Die Studie zeigt auch, wie groß die Unterschiede zwischen Ost und West noch immer sind. Das Durchschnittsvermögen eines Westdeutschen ist 2,6 mal höher als das eines Ostdeutschen; Ostdeutsche sind eher verschuldet und besitzen seltener Wohneigentum. Auch Frauen sind benachteiligt. Ihr Kapital ist im Schnitt fast 30 000 Euro niedriger als das von Männern. Besonders gering sind die Ersparnisse von Migranten. Sowohl in den neuen als auch in den alten Bundesländern verfügen sie über weniger als die Hälfte des Durchschnittsvermögens.

Das DIW-Gutachten belegt zudem, dass die Wohlhabenden ihr Vermögen auch schneller vermehren, die sozialen Gegensätze in den vergangenen Jahren daher wachsen. So ist der Kapitalanteil am Volkseinkommen in Deutschland von 1996 bis 2006 um vier Prozentpunkte gestiegen und beträgt heute 33,8 Prozent. Mit der wachsenden Kluft zwischen Arm und Reich folgt die Entwicklung in Deutschland einem weltweiten Trend. Seit den frühen 1990er Jahren sind die Einkommen der Spitzenverdiener auf allen Kontinenten erheblich schneller gestiegen, als die Gehälter von Geringverdienern. Experten des Internationalen Währungsfonds nennen dafür vor allem zwei Gründe: Den technologischen Fortschritt und die Liberalisierung des Welthandels. Spezialisten haben dadurch die Möglichkeit, ihr Wissen noch produktiver einzusetzen, gleichzeitig gibt es immer mehr Niedrigqualifizierte.

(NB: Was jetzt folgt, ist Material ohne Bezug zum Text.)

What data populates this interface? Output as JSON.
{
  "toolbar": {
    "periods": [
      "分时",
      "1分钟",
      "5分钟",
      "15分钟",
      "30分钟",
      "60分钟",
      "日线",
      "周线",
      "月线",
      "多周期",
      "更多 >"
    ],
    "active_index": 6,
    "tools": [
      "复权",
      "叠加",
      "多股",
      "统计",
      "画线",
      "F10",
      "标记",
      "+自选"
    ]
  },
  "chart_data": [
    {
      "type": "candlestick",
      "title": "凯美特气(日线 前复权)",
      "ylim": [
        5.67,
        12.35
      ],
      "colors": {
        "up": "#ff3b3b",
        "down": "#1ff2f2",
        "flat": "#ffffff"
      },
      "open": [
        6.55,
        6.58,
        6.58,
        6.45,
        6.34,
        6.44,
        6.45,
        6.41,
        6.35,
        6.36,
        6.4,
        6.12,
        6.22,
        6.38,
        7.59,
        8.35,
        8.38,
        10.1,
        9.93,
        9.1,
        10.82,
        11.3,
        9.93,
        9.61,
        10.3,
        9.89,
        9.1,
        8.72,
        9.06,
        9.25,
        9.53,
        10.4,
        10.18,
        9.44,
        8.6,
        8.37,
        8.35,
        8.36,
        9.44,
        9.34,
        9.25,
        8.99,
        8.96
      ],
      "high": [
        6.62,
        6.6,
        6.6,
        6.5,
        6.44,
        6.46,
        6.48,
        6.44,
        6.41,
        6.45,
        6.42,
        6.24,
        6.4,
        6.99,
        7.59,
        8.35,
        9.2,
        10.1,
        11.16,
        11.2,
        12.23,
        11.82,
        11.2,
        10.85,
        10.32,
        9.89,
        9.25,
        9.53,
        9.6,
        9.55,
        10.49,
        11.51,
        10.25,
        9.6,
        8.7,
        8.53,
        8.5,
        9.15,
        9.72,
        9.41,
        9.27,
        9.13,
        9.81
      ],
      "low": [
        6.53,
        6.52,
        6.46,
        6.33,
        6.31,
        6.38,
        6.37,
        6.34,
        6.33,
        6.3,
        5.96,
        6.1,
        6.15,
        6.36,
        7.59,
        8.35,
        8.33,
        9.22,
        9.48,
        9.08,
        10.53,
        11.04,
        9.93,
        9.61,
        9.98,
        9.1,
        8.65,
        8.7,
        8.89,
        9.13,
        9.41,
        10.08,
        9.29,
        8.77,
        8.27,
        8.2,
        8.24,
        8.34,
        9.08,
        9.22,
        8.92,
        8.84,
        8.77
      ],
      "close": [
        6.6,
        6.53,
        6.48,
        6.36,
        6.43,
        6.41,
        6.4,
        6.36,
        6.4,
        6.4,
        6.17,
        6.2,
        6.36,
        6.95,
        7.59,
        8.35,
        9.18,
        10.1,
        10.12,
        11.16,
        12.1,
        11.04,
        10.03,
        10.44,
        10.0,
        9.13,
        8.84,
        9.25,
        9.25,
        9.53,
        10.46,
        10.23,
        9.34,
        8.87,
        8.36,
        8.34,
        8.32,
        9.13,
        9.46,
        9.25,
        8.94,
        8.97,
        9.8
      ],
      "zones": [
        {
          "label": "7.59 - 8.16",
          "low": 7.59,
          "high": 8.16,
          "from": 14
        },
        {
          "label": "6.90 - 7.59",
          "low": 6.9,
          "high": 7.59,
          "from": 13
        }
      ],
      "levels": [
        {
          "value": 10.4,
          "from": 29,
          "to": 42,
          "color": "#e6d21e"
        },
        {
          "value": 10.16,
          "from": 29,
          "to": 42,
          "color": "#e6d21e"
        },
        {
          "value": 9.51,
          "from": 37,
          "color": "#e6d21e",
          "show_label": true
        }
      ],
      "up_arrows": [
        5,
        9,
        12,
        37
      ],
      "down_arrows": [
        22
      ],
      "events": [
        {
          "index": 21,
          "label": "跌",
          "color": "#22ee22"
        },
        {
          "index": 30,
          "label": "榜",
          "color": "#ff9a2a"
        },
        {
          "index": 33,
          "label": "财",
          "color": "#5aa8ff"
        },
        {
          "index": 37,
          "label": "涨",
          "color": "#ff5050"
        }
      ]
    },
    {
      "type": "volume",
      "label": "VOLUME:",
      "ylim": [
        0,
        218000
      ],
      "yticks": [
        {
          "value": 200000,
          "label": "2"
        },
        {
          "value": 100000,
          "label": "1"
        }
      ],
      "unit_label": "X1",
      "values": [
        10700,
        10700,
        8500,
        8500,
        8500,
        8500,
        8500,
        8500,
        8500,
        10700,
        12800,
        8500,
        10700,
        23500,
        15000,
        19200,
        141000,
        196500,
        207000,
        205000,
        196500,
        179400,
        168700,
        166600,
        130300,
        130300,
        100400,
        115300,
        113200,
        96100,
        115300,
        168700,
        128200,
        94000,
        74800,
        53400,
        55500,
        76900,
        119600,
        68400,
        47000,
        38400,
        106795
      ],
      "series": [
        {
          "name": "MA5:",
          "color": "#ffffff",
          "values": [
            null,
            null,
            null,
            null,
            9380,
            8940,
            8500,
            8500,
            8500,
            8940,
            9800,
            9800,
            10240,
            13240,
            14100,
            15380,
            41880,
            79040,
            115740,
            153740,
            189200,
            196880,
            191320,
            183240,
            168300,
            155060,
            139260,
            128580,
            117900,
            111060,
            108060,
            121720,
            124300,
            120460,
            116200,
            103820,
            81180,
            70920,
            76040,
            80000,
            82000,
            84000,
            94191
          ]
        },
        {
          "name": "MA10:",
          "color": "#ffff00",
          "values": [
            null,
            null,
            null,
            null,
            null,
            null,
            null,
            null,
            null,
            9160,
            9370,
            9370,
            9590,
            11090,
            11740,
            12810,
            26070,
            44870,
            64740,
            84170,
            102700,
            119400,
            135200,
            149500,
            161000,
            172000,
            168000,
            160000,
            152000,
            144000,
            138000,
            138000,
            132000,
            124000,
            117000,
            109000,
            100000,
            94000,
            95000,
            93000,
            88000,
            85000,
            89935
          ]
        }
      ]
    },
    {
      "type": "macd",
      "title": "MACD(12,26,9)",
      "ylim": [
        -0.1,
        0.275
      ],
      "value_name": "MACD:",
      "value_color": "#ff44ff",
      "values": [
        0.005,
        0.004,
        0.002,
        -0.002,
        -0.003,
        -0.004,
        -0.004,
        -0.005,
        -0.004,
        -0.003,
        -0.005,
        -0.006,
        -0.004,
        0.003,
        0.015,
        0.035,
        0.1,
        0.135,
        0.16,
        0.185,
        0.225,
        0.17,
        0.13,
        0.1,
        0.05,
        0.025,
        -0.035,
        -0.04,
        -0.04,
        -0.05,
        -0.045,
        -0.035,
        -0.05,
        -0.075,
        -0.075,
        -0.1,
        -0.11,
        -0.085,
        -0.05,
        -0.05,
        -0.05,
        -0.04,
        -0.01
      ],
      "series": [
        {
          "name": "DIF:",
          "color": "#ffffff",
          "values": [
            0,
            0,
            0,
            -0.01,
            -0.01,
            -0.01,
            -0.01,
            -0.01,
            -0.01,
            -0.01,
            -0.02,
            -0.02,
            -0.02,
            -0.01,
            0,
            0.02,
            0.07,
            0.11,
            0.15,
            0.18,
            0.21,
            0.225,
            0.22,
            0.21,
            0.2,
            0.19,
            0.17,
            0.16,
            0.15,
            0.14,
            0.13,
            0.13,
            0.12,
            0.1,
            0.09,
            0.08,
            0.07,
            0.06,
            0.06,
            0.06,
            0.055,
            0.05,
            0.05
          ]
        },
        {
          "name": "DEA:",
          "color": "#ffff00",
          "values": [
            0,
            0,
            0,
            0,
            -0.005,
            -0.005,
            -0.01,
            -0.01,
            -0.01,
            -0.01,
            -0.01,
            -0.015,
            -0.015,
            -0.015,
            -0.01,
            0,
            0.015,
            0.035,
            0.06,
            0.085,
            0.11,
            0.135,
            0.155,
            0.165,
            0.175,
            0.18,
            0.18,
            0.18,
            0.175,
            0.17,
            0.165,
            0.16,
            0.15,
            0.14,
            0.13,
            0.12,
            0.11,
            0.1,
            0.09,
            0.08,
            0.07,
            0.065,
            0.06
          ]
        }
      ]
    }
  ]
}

Um der Ungleichheit entgegenzuwirken, fordert der DGB, "leistungslose Einkommen" stärker zu besteuern. "Durch Vererbung von Vermögen wird Ungleichheit fortgeschrieben", sagte Hirschel, "und damit auch die Undurchlässigkeit der Gesellschaft, die Kinder aus armen Familien am sozialen Aufstieg hindert." Erbschaften müssten mindestens doppelt so hoch besteuert werden wie heute. "Leider hat die Große Koalition erst am Montag beschlossen, Erben teils erheblich zu entlasten - ein großer Fehler."

Auch Markus Grabka, Autor der DIW-Studie, fordert die Bundesregierung auf, ihre Reform zu revidieren. "Die Freibeträge müssten sinken, nicht - wie jetzt beschlossen - steigen", sagte er. "Mit den zusätzlichen Steuereinnahmen sollte der Staat die Kapitalbildung von Normal- und Niedrigverdienern fördern - ähnlich wie bei der Riester-Rente." Grabka plädiert wie SPD-Chef Kurt Beck für einen Deutschlandfonds, in den Bürger einzahlen könnten, um mit ihren Ersparnissen an der positiven Kapitalmarktentwicklung teilhaben zu können.